Menurut catatan Egeria mengenai liturgi di Yerusalem sekitar abad ke-empat, sudah ada perarakan dengan ranting palma dan zaitun pada Hari Minggu Palma untuk mengenangkan peristiwa Yesus dielu-elukan ketika memasuki kota Yerusalem. Biasanya pada sore Hari Minggu itu umat berkumpul di bukit zaitun dan sekitar jam 5 sore di atas bukit itu mereka mendengarkan pemakluman Injil mengenai masuknya Yesus secara mulia ke kota Yerusalem. Setelah itu mereka berarak menuju pusat kota Yerusalem. Anak-anak juga turut serta dalam perarakan sambil membawa ranting palma dan zaitun. Kemudian cara perayaan seperti ini mulai dibuat juga di Spanyol (abad ke-lima), di Gallia (abad ke-tujuh) dan di Roma (abad ke-sebelas).
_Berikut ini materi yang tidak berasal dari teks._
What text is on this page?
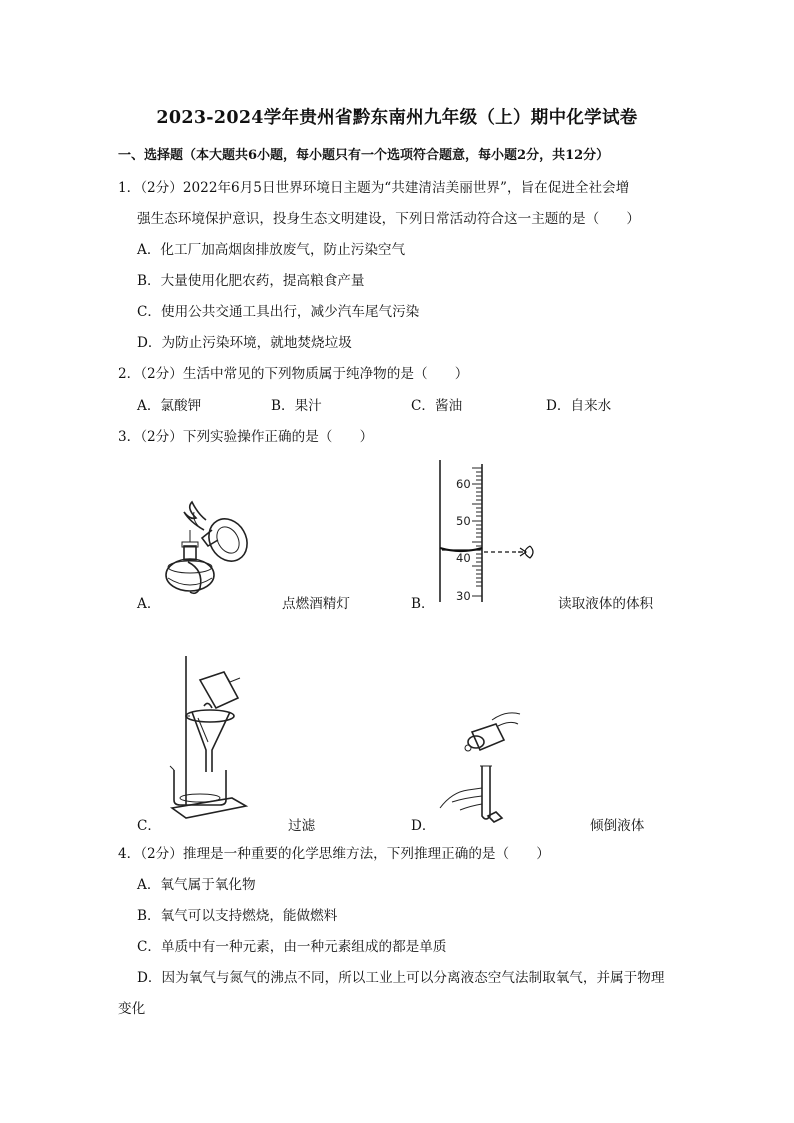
2023-2024学年贵州省黔东南州九年级（上）期中化学试卷
一、选择题（本大题共6小题，每小题只有一个选项符合题意，每小题2分，共12分）
1．（2分）2022年6月5日世界环境日主题为“共建清洁美丽世界”，旨在促进全社会增
强生态环境保护意识，投身生态文明建设，下列日常活动符合这一主题的是（　　）
A．化工厂加高烟囱排放废气，防止污染空气
B．大量使用化肥农药，提高粮食产量
C．使用公共交通工具出行，减少汽车尾气污染
D．为防止污染环境，就地焚烧垃圾
2．（2分）生活中常见的下列物质属于纯净物的是（　　）
A．氯酸钾	B．果汁	C．酱油	D．自来水
3．（2分）下列实验操作正确的是（　　）
A．	点燃酒精灯
60
50
40
30
B．	读取液体的体积
C．	过滤	D．	倾倒液体
4．（2分）推理是一种重要的化学思维方法，下列推理正确的是（　　）
A．氧气属于氧化物
B．氧气可以支持燃烧，能做燃料
C．单质中有一种元素，由一种元素组成的都是单质
D．因为氧气与氮气的沸点不同，所以工业上可以分离液态空气法制取氧气，并属于物理
变化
Berdasarkan tradisi ini, dapatlah dimengerti mengapa sebaiknya daun palma dipakai meskipun bukanlah satu-satunya yang diberkati dan digunakan dalam perarakan. Dapat pula dipakai ranting zaitun atau ranting hijau lain (terutama kalau di wilayah bersangkutan tidak ada tumbuhan palma) dan boleh juga janur, bila ada kemiripan makna simbolisnya.
Khusus mengenai pemakaian janur, yang biasanya dibuat dari daun kelapa (sebangsa palma) menandakan pesta atau hari raya. Hiasan seperti ini digantungkan pada pintu (gerbang) dan dapat dipakai sebagai hiasan pada pagar sepanjang jalan menuju tempat pesta dan di tempat pesta itu sendiri. Dapat pula janur dipakai sebagai hiasan oleh para penari pembawa persembahan. Bahkan ada keranjang janur berupa wadah untuk bahan sesajen.
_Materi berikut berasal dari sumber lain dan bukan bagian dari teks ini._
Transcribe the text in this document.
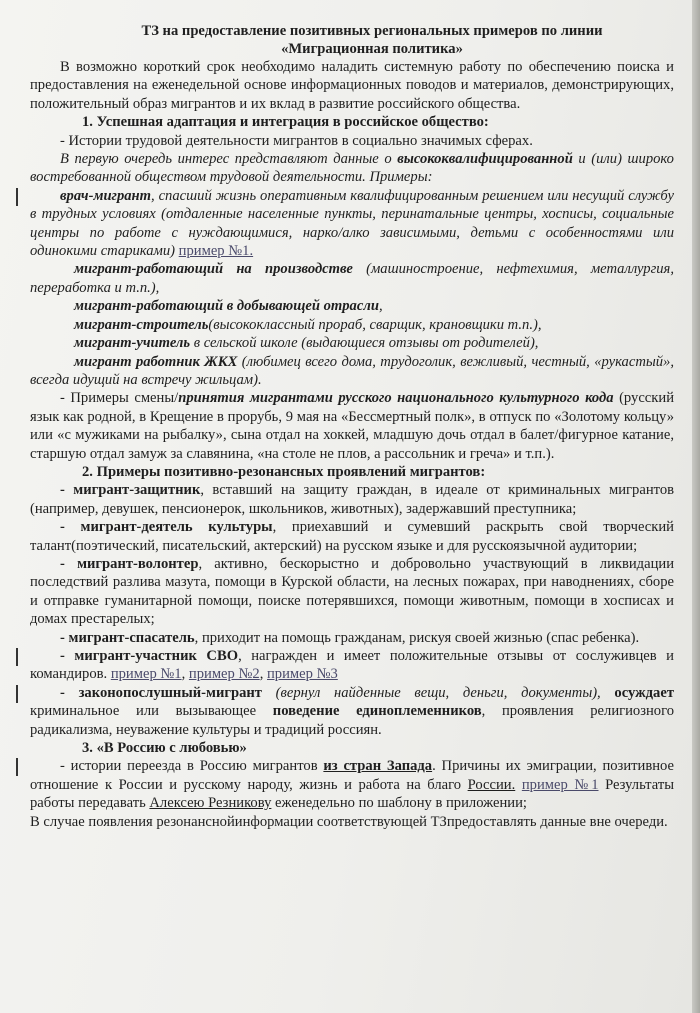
ТЗ на предоставление позитивных региональных примеров по линии
«Миграционная политика»

В возможно короткий срок необходимо наладить системную работу по обеспечению поиска и предоставления на еженедельной основе информационных поводов и материалов, демонстрирующих, положительный образ мигрантов и их вклад в развитие российского общества.

1. Успешная адаптация и интеграция в российское общество:

- Истории трудовой деятельности мигрантов в социально значимых сферах.

В первую очередь интерес представляют данные о высококвалифицированной и (или) широко востребованной обществом трудовой деятельности. Примеры:

врач-мигрант, спасший жизнь оперативным квалифицированным решением или несущий службу в трудных условиях (отдаленные населенные пункты, перинатальные центры, хосписы, социальные центры по работе с нуждающимися, нарко/алко зависимыми, детьми с особенностями или одинокими стариками) пример №1.

мигрант-работающий на производстве (машиностроение, нефтехимия, металлургия, переработка и т.п.),

мигрант-работающий в добывающей отрасли,

мигрант-строитель(высококлассный прораб, сварщик, крановщики т.п.),

мигрант-учитель в сельской школе (выдающиеся отзывы от родителей),

мигрант работник ЖКХ (любимец всего дома, трудоголик, вежливый, честный, «рукастый», всегда идущий на встречу жильцам).

- Примеры смены/принятия мигрантами русского национального культурного кода (русский язык как родной, в Крещение в прорубь, 9 мая на «Бессмертный полк», в отпуск по «Золотому кольцу» или «с мужиками на рыбалку», сына отдал на хоккей, младшую дочь отдал в балет/фигурное катание, старшую отдал замуж за славянина, «на столе не плов, а рассольник и греча» и т.п.).

2. Примеры позитивно-резонансных проявлений мигрантов:

- мигрант-защитник, вставший на защиту граждан, в идеале от криминальных мигрантов (например, девушек, пенсионерок, школьников, животных), задержавший преступника;

- мигрант-деятель культуры, приехавший и сумевший раскрыть свой творческий талант(поэтический, писательский, актерский) на русском языке и для русскоязычной аудитории;

- мигрант-волонтер, активно, бескорыстно и добровольно участвующий в ликвидации последствий разлива мазута, помощи в Курской области, на лесных пожарах, при наводнениях, сборе и отправке гуманитарной помощи, поиске потерявшихся, помощи животным, помощи в хосписах и домах престарелых;

- мигрант-спасатель, приходит на помощь гражданам, рискуя своей жизнью (спас ребенка).

- мигрант-участник СВО, награжден и имеет положительные отзывы от сослуживцев и командиров. пример №1, пример №2, пример №3

- законопослушный-мигрант (вернул найденные вещи, деньги, документы), осуждает криминальное или вызывающее поведение единоплеменников, проявления религиозного радикализма, неуважение культуры и традиций россиян.

3. «В Россию с любовью»

- истории переезда в Россию мигрантов из стран Запада. Причины их эмиграции, позитивное отношение к России и русскому народу, жизнь и работа на благо России. пример №1 Результаты работы передавать Алексею Резникову еженедельно по шаблону в приложении;

В случае появления резонанснойинформации соответствующей ТЗпредоставлять данные вне очереди.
Nah, janur mana yang hendak dipakai pada perayaan Minggu Palma? Apakah digunakan oleh umat atau oleh penari? Ataukah dipakai lebih sebagai hiasan di jalan menuju tempat perayaan dan di dalam ruang ibadat itu sendiri? Sebagai hiasan di jalan mungkin serasi dengan makna penggunaan daun palma. Sebagi hiasan di jalan atau sarana yang dipegang oleh umat (dan dipakai oleh penari), janur dapat memperlihatkan kegembiraan dan sorak-sorai menyambut kedatangan Yesus sang Raja Damai ke tengah umat-Nya. Namun sebagai hiasan di dalam gereja perlu dipertimbangkan baik-baik, karena janur yang terbuat dari daun kelapa muda berwarna kuning terang (nur) dengan nuansa meriah dapat mengurangkan arti kenangan akan penderitaan Yesus yang dimaklumkan dalam Kisah Sengsara dan dirayakan dalam Ekaristi Minggu Palma. Rasanya jauh lebih cocok bila janur sebagai hiasan dalam gereja dipakai pada malam Paskah terutama sekeliling lilin Paskah sehingga memperkuat makna lilin Paskah sebagai Terang Kristus yang menghalau kegelapan dosa dan maut. Pada kesempatan istimewa ini janur menjadi simbol terang, kemuliaan, dan kemenangan.
P. Bernardus Boli Ujan, SVD
Dimuat dalam majalah LITURGI, Januari-Februari 2006.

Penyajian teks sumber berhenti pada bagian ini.